The hidden threat of the 80-hour resident workweek 

In an article published by the Atlantic earlier this year, Ryan Park writes that neither truck drivers nor bankers work the kind of gruelingly long hours that doctors — particularly young doctors in their residency programs — do. It is no secret that residency life is demanding and exhausting. Over the last decade, it has also become controversial. Almost a test in itself, as if gauging doctors’ propensity for this field, residencies demand not only time and dedication of their young doctors, but also their unwavering attention and perfection in everything they do; a tall order for any individual who may work 24-hour shifts regularly with few breaks in between.

In an effort to combat resident fatigue, the Accreditation Council for Graduate Medical Education (ACGME) implemented a cap on resident work hours in 2003. Regulations included: capping work hours so they don’t surpass 80 hours per workweek, providing residents with 10 hours of personal time between shifts, limiting the length of shifts according to the year residents are in, as well as limiting the number of overnight calls required.

While the ACGME’s ultimate goal was to prevent the unintentional harming — or death — of patients, due to fatigue and a decrease in residents’ fine motor coordination, the battle has now turned to one of whether or not capped work hours negatively impact resident competency in the workplace. In an attempt to protect both patients and doctors by instating a more manageable work-life balance, ACGME’s implementation may have had the opposite effect instead.

As it turns out, residents — particularly first and second-year residents — have been provided with fewer clinical encounters since 2003. The drop in not only the volume of cases taken on, but also in their complexity, has put young doctors at a disadvantage in their efforts to become well-versed and wholly comfortable with the procedures done in their programs.

“These changes have altered the time-honored approach to operative teaching. Residents have fewer opportunities to develop surgical self-confidence and independence as teaching assistants,” quoted one study.

More complex procedures typically take longer to perform and eat away at the 80-hour cap, thus forcing residents to be assigned the more basic procedures. This has resulted in a 40 percent drop in the number of advanced procedures performed by younger residents, and a 44 percent increase in basic procedures. The effects of this dynamic are sure to be felt long term when first and second-year residents keep progressing in their programs, but aren’t necessarily becoming more proficient in what is required of them.

For example, one study found that while residents in obstetrics and gynecology found more satisfaction with their programs post-ACGME’s implementation, the unintended consequence was less experience. Other studies have shown that labor and delivery units performing fewer deliveries are prone to higher rates of complications, including a higher risk for urinary or gastrointestinal injuries. Similarly, NICUs that saw more than 100 very low birthweight (VLBW) neonates in one year had a 10 percent lower mortality rate when compared to the NICUs experiencing 50 to 100 VLBWs.

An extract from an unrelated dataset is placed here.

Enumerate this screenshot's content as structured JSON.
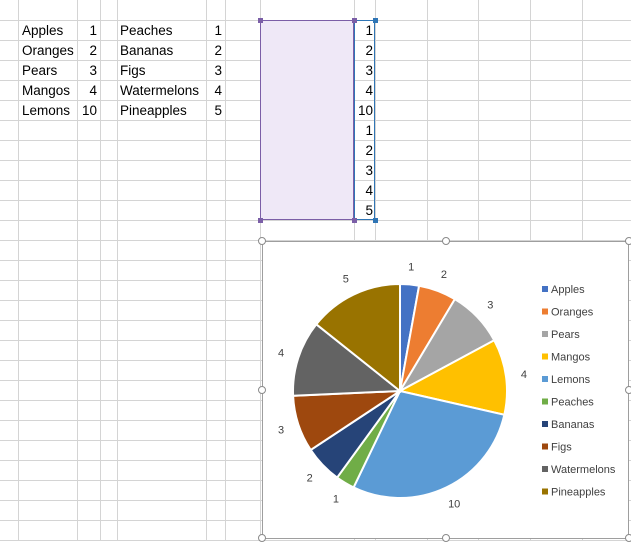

Most individuals are unable to imagine the kinds of hours or conditions that are endured by those in the medical profession on a daily basis. But doctors are expected to display almost superhuman-like capabilities in order to effectively and successfully do their jobs. The downside to losing focus or feeling too tired? An injured patient. Or worse, death.

One can wonder if there is a safe solution to residency programs, one where doctors won’t have to sacrifice neither experience nor a safe work schedule that protects both themselves and their patients. As it stands, however, it seems obvious that patients are still put at great risk from a lack of appropriate measures taken.

The author is an anonymous medical student.